We can use completed-by to stop querying as soon as bulk-indexing has completed:

"schedule": [
  {
    "parallel": {
      "completed-by": "bulk",
      "tasks": [
        {
          "operation": "bulk",
          "warmup-time-period": 120,
          "time-period": 3600,
          "clients": 8,
          "target-throughput": 50
        },
        {
          "operation": "default",
          "clients": 2,
          "warmup-time-period": 480,
          "time-period": 7200,
          "target-throughput": 50
        }
      ]
    }
  }
]

We can also mix sequential tasks with the parallel element.

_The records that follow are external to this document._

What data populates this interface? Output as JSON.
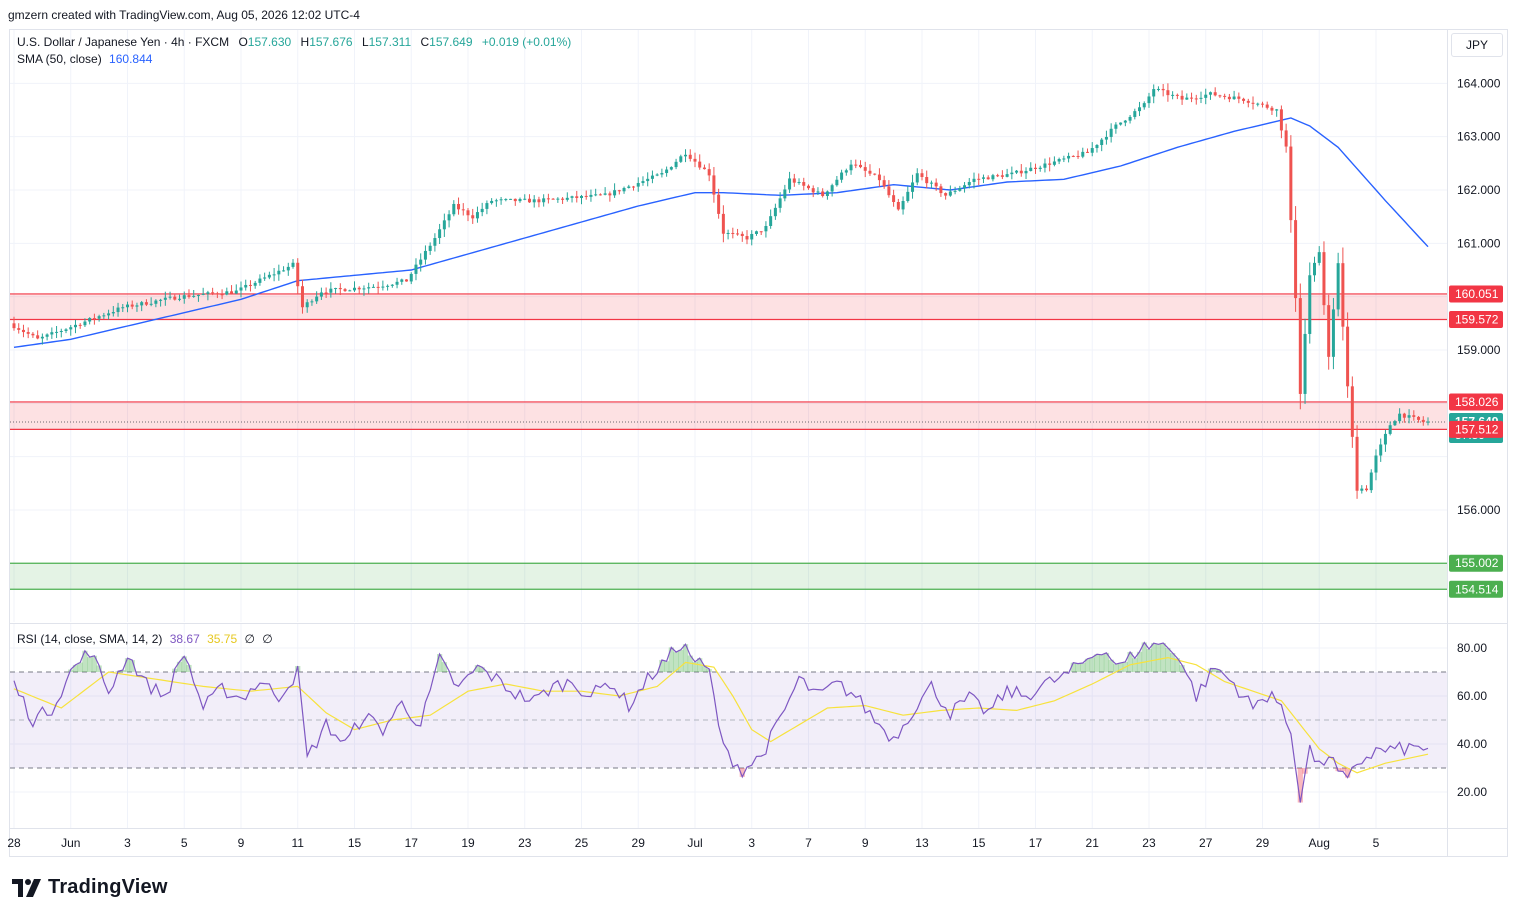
{
  "header": {
    "credit": "gmzern created with TradingView.com, Aug 05, 2026 12:02 UTC-4"
  },
  "legend": {
    "title": "U.S. Dollar / Japanese Yen · 4h · FXCM",
    "o_label": "O",
    "o_value": "157.630",
    "h_label": "H",
    "h_value": "157.676",
    "l_label": "L",
    "l_value": "157.311",
    "c_label": "C",
    "c_value": "157.649",
    "change": "+0.019 (+0.01%)",
    "sma_label": "SMA (50, close)",
    "sma_value": "160.844"
  },
  "rsi_legend": {
    "label": "RSI (14, close, SMA, 14, 2)",
    "rsi": "38.67",
    "ma": "35.75",
    "extra1": "∅",
    "extra2": "∅"
  },
  "currency_button": "JPY",
  "branding": "TradingView",
  "colors": {
    "up": "#26a69a",
    "down": "#ef5350",
    "sma": "#2962ff",
    "rsi": "#7e57c2",
    "rsi_ma": "#f7e23d",
    "zone_red": "#f23645",
    "zone_green": "#4caf50"
  },
  "chart_data": [
    {
      "type": "candlestick",
      "ylim": [
        153.9,
        165.0
      ],
      "y_ticks": [
        "156.000",
        "159.000",
        "161.000",
        "162.000",
        "163.000",
        "164.000"
      ],
      "x_labels": [
        "28",
        "Jun",
        "3",
        "5",
        "9",
        "11",
        "15",
        "17",
        "19",
        "23",
        "25",
        "29",
        "Jul",
        "3",
        "7",
        "9",
        "13",
        "15",
        "17",
        "21",
        "23",
        "27",
        "29",
        "Aug",
        "5"
      ],
      "x_label_pos": [
        0,
        12,
        24,
        36,
        48,
        60,
        72,
        84,
        96,
        108,
        120,
        132,
        144,
        156,
        168,
        180,
        192,
        204,
        216,
        228,
        240,
        252,
        264,
        276,
        288
      ],
      "n_bars": 300,
      "anchors": [
        [
          0,
          159.5
        ],
        [
          6,
          159.2
        ],
        [
          12,
          159.4
        ],
        [
          24,
          159.8
        ],
        [
          36,
          160.0
        ],
        [
          48,
          160.1
        ],
        [
          60,
          160.6
        ],
        [
          62,
          159.8
        ],
        [
          66,
          160.1
        ],
        [
          78,
          160.2
        ],
        [
          84,
          160.3
        ],
        [
          90,
          161.1
        ],
        [
          94,
          161.7
        ],
        [
          98,
          161.5
        ],
        [
          102,
          161.8
        ],
        [
          112,
          161.8
        ],
        [
          126,
          161.9
        ],
        [
          138,
          162.3
        ],
        [
          143,
          162.7
        ],
        [
          148,
          162.3
        ],
        [
          151,
          161.2
        ],
        [
          156,
          161.1
        ],
        [
          160,
          161.3
        ],
        [
          165,
          162.2
        ],
        [
          172,
          161.9
        ],
        [
          178,
          162.5
        ],
        [
          184,
          162.2
        ],
        [
          188,
          161.6
        ],
        [
          192,
          162.3
        ],
        [
          198,
          161.9
        ],
        [
          204,
          162.2
        ],
        [
          212,
          162.3
        ],
        [
          220,
          162.5
        ],
        [
          228,
          162.7
        ],
        [
          234,
          163.2
        ],
        [
          240,
          163.6
        ],
        [
          242,
          163.9
        ],
        [
          248,
          163.7
        ],
        [
          254,
          163.8
        ],
        [
          261,
          163.7
        ],
        [
          268,
          163.5
        ],
        [
          270,
          162.8
        ],
        [
          272,
          160.0
        ],
        [
          273,
          158.2
        ],
        [
          275,
          160.4
        ],
        [
          277,
          160.8
        ],
        [
          279,
          158.9
        ],
        [
          281,
          160.6
        ],
        [
          283,
          158.3
        ],
        [
          285,
          156.4
        ],
        [
          287,
          156.4
        ],
        [
          289,
          157.0
        ],
        [
          292,
          157.6
        ],
        [
          294,
          157.8
        ],
        [
          299,
          157.65
        ]
      ],
      "sma_anchors": [
        [
          0,
          159.05
        ],
        [
          12,
          159.2
        ],
        [
          24,
          159.45
        ],
        [
          36,
          159.7
        ],
        [
          48,
          159.95
        ],
        [
          60,
          160.3
        ],
        [
          72,
          160.4
        ],
        [
          84,
          160.5
        ],
        [
          96,
          160.8
        ],
        [
          108,
          161.1
        ],
        [
          120,
          161.4
        ],
        [
          132,
          161.7
        ],
        [
          144,
          161.95
        ],
        [
          150,
          161.95
        ],
        [
          162,
          161.9
        ],
        [
          174,
          161.95
        ],
        [
          186,
          162.1
        ],
        [
          198,
          162.0
        ],
        [
          210,
          162.15
        ],
        [
          222,
          162.2
        ],
        [
          234,
          162.45
        ],
        [
          246,
          162.8
        ],
        [
          258,
          163.1
        ],
        [
          270,
          163.35
        ],
        [
          274,
          163.2
        ],
        [
          280,
          162.8
        ],
        [
          290,
          161.8
        ],
        [
          300,
          160.84
        ]
      ],
      "zones": [
        {
          "color": "red",
          "top": 160.051,
          "bottom": 159.572
        },
        {
          "color": "red",
          "top": 158.026,
          "bottom": 157.512
        },
        {
          "color": "green",
          "top": 155.002,
          "bottom": 154.514
        }
      ],
      "price_tags": [
        {
          "value": 164.0,
          "text": "164.000",
          "kind": "plain"
        },
        {
          "value": 163.0,
          "text": "163.000",
          "kind": "plain"
        },
        {
          "value": 162.0,
          "text": "162.000",
          "kind": "plain"
        },
        {
          "value": 161.0,
          "text": "161.000",
          "kind": "plain"
        },
        {
          "value": 160.051,
          "text": "160.051",
          "kind": "red"
        },
        {
          "value": 159.572,
          "text": "159.572",
          "kind": "red"
        },
        {
          "value": 159.0,
          "text": "159.000",
          "kind": "plain"
        },
        {
          "value": 158.026,
          "text": "158.026",
          "kind": "red"
        },
        {
          "value": 157.649,
          "text": "157.649",
          "kind": "current",
          "sub": "57:59"
        },
        {
          "value": 157.512,
          "text": "157.512",
          "kind": "red"
        },
        {
          "value": 156.0,
          "text": "156.000",
          "kind": "plain"
        },
        {
          "value": 155.002,
          "text": "155.002",
          "kind": "green"
        },
        {
          "value": 154.514,
          "text": "154.514",
          "kind": "green"
        }
      ],
      "current_price": 157.649
    },
    {
      "type": "line",
      "name": "RSI",
      "ylim": [
        5,
        90
      ],
      "y_ticks": [
        20,
        40,
        60,
        80
      ],
      "band": [
        30,
        70
      ],
      "mid": 50,
      "rsi_anchors": [
        [
          0,
          65
        ],
        [
          4,
          50
        ],
        [
          8,
          55
        ],
        [
          12,
          70
        ],
        [
          16,
          79
        ],
        [
          20,
          62
        ],
        [
          24,
          77
        ],
        [
          28,
          65
        ],
        [
          32,
          60
        ],
        [
          36,
          78
        ],
        [
          40,
          55
        ],
        [
          44,
          63
        ],
        [
          48,
          59
        ],
        [
          52,
          66
        ],
        [
          56,
          60
        ],
        [
          60,
          70
        ],
        [
          62,
          34
        ],
        [
          66,
          48
        ],
        [
          70,
          40
        ],
        [
          74,
          52
        ],
        [
          78,
          46
        ],
        [
          82,
          57
        ],
        [
          86,
          48
        ],
        [
          90,
          75
        ],
        [
          94,
          63
        ],
        [
          98,
          72
        ],
        [
          102,
          67
        ],
        [
          106,
          61
        ],
        [
          110,
          58
        ],
        [
          114,
          64
        ],
        [
          118,
          66
        ],
        [
          122,
          60
        ],
        [
          126,
          66
        ],
        [
          130,
          56
        ],
        [
          134,
          67
        ],
        [
          138,
          75
        ],
        [
          141,
          82
        ],
        [
          144,
          75
        ],
        [
          147,
          70
        ],
        [
          150,
          38
        ],
        [
          154,
          29
        ],
        [
          158,
          35
        ],
        [
          162,
          50
        ],
        [
          166,
          67
        ],
        [
          170,
          60
        ],
        [
          174,
          65
        ],
        [
          178,
          60
        ],
        [
          182,
          50
        ],
        [
          186,
          42
        ],
        [
          190,
          54
        ],
        [
          194,
          64
        ],
        [
          198,
          53
        ],
        [
          202,
          59
        ],
        [
          206,
          53
        ],
        [
          210,
          62
        ],
        [
          214,
          60
        ],
        [
          218,
          65
        ],
        [
          222,
          68
        ],
        [
          226,
          74
        ],
        [
          230,
          80
        ],
        [
          234,
          72
        ],
        [
          238,
          80
        ],
        [
          242,
          82
        ],
        [
          246,
          78
        ],
        [
          250,
          60
        ],
        [
          254,
          72
        ],
        [
          258,
          65
        ],
        [
          262,
          55
        ],
        [
          266,
          62
        ],
        [
          270,
          45
        ],
        [
          272,
          18
        ],
        [
          274,
          38
        ],
        [
          276,
          30
        ],
        [
          278,
          36
        ],
        [
          280,
          28
        ],
        [
          282,
          24
        ],
        [
          284,
          32
        ],
        [
          288,
          37
        ],
        [
          294,
          38
        ],
        [
          299,
          38.67
        ]
      ],
      "ma_anchors": [
        [
          0,
          63
        ],
        [
          10,
          55
        ],
        [
          20,
          70
        ],
        [
          30,
          67
        ],
        [
          40,
          64
        ],
        [
          50,
          62
        ],
        [
          60,
          64
        ],
        [
          66,
          53
        ],
        [
          72,
          46
        ],
        [
          80,
          50
        ],
        [
          88,
          52
        ],
        [
          96,
          62
        ],
        [
          104,
          65
        ],
        [
          112,
          62
        ],
        [
          120,
          62
        ],
        [
          128,
          60
        ],
        [
          136,
          64
        ],
        [
          142,
          74
        ],
        [
          148,
          72
        ],
        [
          152,
          60
        ],
        [
          156,
          46
        ],
        [
          160,
          41
        ],
        [
          166,
          48
        ],
        [
          172,
          55
        ],
        [
          180,
          56
        ],
        [
          188,
          52
        ],
        [
          196,
          54
        ],
        [
          204,
          55
        ],
        [
          212,
          54
        ],
        [
          220,
          58
        ],
        [
          228,
          65
        ],
        [
          236,
          73
        ],
        [
          244,
          76
        ],
        [
          250,
          73
        ],
        [
          256,
          66
        ],
        [
          262,
          62
        ],
        [
          268,
          58
        ],
        [
          272,
          48
        ],
        [
          276,
          38
        ],
        [
          280,
          32
        ],
        [
          284,
          28
        ],
        [
          290,
          32
        ],
        [
          299,
          35.75
        ]
      ]
    }
  ]
}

In this scenario we are indexing with 8 clients and continue querying with 6 clients after indexing has finished:

"schedule": [
  {
    "operation": "bulk",
    "warmup-time-period": 120,
    "time-period": 3600,
    "clients": 8,
    "target-throughput": 50
  },
  {
    "parallel": {
      "warmup-iterations": 50,
      "iterations": 100,
      "tasks": [
        {
          "operation": "default",
          "clients": 2,
          "target-throughput": 50
        },
        {
          "operation": "term",
          "clients": 2,
          "target-throughput": 200
        },
        {
          "operation": "phrase",
          "clients": 2,
          "target-throughput": 200
        }
      ]
    }
  }
]

Be aware of the following case where we explicitly define that we want to run only with two clients in total:

"schedule": [
  {
    "parallel": {
      "warmup-iterations": 50,
      "iterations": 100,
      "clients": 2,
      "tasks": [
        {
          "operation": "match-all",
          "target-throughput": 50
        },
        {
          "operation": "term",
          "target-throughput": 200
        },
        {
          "operation": "phrase",
          "target-throughput": 200
        }
      ]
    }
  }
]

Rally will not run all three tasks concurrently because you specified that you want only two clients in total. Hence, Rally will first run “match-all” and “term” concurrently (with one client each). After they have finished, Rally will run “phrase” with one client.